Japanese API

Japanese G2P uses pyopenjtalk for text analysis and mora-based phoneme generation.

Main Class

class kokorog2p.ja.JapaneseG2P(language: str = 'ja', use_espeak_fallback: bool = True, use_spacy: bool = False, spacy_model: str = 'ja_core_news_sm', backend: str = 'pyopenjtalk', unk: str = '', load_silver: bool = True, load_gold: bool = True, version: str = '1.0', **kwargs)[source]

Bases: G2PBase

Japanese G2P using pyopenjtalk or cutlet.

Example:
>>> g2p = JapaneseG2P()
>>> tokens = g2p("こんにちは")
__init__(language: str = 'ja', use_espeak_fallback: bool = True, use_spacy: bool = False, spacy_model: str = 'ja_core_news_sm', backend: str = 'pyopenjtalk', unk: str = '', load_silver: bool = True, load_gold: bool = True, version: str = '1.0', **kwargs) None[source]
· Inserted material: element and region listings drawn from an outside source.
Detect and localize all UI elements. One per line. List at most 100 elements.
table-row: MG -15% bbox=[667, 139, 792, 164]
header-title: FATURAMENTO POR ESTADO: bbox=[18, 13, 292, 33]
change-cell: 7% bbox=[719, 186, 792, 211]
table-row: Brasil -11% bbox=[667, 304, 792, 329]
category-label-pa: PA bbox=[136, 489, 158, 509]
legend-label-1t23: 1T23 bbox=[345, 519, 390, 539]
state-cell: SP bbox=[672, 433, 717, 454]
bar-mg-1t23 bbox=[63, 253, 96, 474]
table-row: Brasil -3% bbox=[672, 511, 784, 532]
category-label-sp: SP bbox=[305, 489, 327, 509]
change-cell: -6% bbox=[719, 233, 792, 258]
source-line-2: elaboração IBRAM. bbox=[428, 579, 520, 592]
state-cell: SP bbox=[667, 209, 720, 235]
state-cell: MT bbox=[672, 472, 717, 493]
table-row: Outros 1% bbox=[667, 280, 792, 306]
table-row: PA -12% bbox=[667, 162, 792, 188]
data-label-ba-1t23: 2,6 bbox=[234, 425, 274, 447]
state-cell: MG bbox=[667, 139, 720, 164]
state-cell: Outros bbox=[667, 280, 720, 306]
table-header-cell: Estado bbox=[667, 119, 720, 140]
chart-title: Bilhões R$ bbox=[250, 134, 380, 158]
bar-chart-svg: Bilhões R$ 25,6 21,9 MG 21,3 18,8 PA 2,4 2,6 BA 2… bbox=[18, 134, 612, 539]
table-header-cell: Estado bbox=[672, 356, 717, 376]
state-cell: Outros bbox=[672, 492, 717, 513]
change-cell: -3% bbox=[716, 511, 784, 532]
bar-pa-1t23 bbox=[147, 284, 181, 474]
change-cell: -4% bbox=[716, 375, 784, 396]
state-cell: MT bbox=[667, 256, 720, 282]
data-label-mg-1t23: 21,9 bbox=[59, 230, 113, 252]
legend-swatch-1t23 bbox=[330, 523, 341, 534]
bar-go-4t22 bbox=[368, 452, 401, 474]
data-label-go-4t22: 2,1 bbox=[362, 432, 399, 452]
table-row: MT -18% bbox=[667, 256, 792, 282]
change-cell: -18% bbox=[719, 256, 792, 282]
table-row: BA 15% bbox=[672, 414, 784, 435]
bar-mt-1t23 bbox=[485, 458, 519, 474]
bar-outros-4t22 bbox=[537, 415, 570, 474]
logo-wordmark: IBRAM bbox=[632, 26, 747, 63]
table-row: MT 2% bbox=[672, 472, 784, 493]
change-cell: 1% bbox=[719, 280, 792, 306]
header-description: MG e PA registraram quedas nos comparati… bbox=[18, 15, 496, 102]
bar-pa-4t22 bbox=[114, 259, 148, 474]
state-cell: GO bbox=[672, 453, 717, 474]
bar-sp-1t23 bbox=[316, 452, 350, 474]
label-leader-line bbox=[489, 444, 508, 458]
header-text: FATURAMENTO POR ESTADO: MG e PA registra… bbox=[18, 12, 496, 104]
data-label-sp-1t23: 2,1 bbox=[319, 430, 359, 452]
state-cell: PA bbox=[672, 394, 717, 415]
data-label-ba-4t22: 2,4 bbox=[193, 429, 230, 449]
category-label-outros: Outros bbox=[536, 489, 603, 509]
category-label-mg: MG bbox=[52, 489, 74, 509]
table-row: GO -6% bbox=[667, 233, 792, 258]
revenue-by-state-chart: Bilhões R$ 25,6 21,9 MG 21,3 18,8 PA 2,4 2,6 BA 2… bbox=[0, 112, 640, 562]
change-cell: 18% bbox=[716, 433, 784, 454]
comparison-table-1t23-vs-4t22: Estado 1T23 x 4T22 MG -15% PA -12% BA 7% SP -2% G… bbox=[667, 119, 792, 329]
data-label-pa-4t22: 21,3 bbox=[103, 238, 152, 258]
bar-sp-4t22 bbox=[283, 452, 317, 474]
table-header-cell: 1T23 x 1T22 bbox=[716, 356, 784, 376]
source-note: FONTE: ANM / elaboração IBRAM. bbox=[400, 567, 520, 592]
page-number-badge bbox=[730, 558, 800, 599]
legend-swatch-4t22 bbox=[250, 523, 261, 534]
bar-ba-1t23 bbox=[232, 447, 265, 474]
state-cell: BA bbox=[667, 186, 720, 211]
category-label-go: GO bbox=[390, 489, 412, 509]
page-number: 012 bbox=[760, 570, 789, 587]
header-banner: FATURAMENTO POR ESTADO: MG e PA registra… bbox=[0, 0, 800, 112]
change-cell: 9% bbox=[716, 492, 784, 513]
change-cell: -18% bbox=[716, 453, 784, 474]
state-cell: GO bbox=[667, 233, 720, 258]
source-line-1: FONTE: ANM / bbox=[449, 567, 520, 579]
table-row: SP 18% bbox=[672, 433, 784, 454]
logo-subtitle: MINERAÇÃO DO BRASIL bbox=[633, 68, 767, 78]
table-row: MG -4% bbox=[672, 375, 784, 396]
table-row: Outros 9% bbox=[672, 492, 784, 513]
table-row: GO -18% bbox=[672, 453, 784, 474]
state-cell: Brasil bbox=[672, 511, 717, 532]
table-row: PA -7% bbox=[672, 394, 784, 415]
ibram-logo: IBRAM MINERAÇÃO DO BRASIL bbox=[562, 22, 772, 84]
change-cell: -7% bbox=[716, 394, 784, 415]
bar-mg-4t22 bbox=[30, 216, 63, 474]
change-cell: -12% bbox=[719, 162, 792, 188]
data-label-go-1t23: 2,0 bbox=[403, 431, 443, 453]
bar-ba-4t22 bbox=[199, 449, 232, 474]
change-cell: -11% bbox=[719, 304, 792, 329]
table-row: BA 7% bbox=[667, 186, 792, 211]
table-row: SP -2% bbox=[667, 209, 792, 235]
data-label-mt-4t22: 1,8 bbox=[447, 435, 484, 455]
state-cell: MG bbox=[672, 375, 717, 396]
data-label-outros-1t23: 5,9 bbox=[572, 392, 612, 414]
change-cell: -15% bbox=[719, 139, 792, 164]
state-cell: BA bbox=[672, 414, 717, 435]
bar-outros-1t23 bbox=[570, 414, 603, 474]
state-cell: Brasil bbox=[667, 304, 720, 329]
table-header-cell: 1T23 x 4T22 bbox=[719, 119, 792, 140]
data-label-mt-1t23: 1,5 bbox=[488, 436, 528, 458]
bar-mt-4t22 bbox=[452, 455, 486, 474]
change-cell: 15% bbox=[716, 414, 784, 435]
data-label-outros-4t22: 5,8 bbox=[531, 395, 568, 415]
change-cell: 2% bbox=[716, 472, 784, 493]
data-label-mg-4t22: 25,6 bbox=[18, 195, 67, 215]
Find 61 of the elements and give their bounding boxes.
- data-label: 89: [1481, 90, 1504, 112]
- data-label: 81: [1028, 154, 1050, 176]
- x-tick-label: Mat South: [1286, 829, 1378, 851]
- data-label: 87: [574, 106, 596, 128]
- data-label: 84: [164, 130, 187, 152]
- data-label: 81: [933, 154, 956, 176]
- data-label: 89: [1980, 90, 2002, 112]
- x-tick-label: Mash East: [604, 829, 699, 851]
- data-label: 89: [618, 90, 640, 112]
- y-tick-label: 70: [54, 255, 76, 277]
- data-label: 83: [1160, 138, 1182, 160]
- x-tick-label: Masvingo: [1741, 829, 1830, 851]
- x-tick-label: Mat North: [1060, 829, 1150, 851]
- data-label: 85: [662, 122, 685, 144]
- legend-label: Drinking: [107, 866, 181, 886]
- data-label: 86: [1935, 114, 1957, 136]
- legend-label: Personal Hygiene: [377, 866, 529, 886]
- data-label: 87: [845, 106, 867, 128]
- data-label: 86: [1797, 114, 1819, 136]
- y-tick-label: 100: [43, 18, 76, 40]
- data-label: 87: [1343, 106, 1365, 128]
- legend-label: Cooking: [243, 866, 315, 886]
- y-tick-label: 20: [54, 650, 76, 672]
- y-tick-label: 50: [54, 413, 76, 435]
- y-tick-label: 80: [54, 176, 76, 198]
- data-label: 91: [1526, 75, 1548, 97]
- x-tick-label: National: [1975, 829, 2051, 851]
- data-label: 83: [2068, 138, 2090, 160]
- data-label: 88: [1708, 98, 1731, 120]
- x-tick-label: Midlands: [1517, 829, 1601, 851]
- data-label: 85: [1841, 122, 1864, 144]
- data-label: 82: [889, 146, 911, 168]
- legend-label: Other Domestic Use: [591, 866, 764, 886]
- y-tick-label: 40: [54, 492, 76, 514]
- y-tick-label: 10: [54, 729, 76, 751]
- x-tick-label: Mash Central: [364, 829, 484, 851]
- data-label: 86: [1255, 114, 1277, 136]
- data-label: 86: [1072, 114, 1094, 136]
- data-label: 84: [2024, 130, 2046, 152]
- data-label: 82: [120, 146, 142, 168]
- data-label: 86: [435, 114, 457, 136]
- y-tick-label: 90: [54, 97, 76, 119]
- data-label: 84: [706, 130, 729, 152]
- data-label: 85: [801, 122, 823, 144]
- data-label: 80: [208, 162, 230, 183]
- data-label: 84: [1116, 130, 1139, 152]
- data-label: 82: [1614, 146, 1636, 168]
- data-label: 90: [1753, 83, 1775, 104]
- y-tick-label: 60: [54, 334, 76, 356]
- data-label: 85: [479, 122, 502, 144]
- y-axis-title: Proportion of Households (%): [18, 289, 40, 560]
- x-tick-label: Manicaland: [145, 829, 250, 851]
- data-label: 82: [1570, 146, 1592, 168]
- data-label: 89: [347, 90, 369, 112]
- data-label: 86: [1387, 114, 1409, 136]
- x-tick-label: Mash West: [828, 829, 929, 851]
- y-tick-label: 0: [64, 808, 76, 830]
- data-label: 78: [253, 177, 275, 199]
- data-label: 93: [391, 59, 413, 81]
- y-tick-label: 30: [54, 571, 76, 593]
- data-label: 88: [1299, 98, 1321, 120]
Initialize the Japanese G2P.

Args:

language: Language code (e.g., ‘ja’, ‘ja-jp’). use_espeak_fallback: Whether to use espeak for unknown words. use_spacy: Reserved for API consistency. Japanese uses

pyopenjtalk/cutlet backends for tokenization and phonemization.

spacy_model: Reserved for API consistency when use_spacy is enabled. backend: Backend to use (“pyopenjtalk” or “cutlet”). unk: Unknown token placeholder. load_silver: If True, load silver tier dictionary if available.

Currently Japanese doesn’t use dictionary system, so this parameter is reserved for future use and consistency. Defaults to True for consistency.

load_gold: If True, load gold tier dictionary if available.

Currently Japanese doesn’t use dictionary system, so this parameter is reserved for future use and consistency. Defaults to True for consistency.

version: Model version (“1.0” for base, “1.1” for multilingual).

Default: “1.0”.

**kwargs: Additional arguments.

property pyopenjtalk

Lazy import of pyopenjtalk.

property cutlet

Lazy initialization of Cutlet backend.

static pron2moras(pron: str) list[str][source]

Convert pronunciation to mora list.

__call__(text: str) list[GToken][source]

Convert text to tokens with phonemes.

Args:

text: Input text to convert.

Returns:

List of GToken objects with phonemes.

lookup(word: str, tag: str | None = None) str | None[source]

Look up a word’s phonemes.

Args:

word: The word to look up. tag: Optional POS tag (ignored for Japanese).

Returns:

Phoneme string or None.

phonemize(text: str) str[source]

Convert text to phonemes.

Args:

text: Input text to convert.

Returns:

Phoneme string.

get_target_model() str[source]

Get the target Kokoro model variant for this G2P instance.

Returns:

Model identifier: version string (“1.1” or “1.0”).

Examples

from kokorog2p.ja import JapaneseG2P

g2p = JapaneseG2P(language="ja")
tokens = g2p("こんにちは世界")

for token in tokens:
    print(f"{token.text} -> {token.phonemes}")

Features

  • pyopenjtalk for full Japanese text analysis

  • Mora-based phoneme generation

  • Automatic pitch accent assignment

  • Japanese numeral handling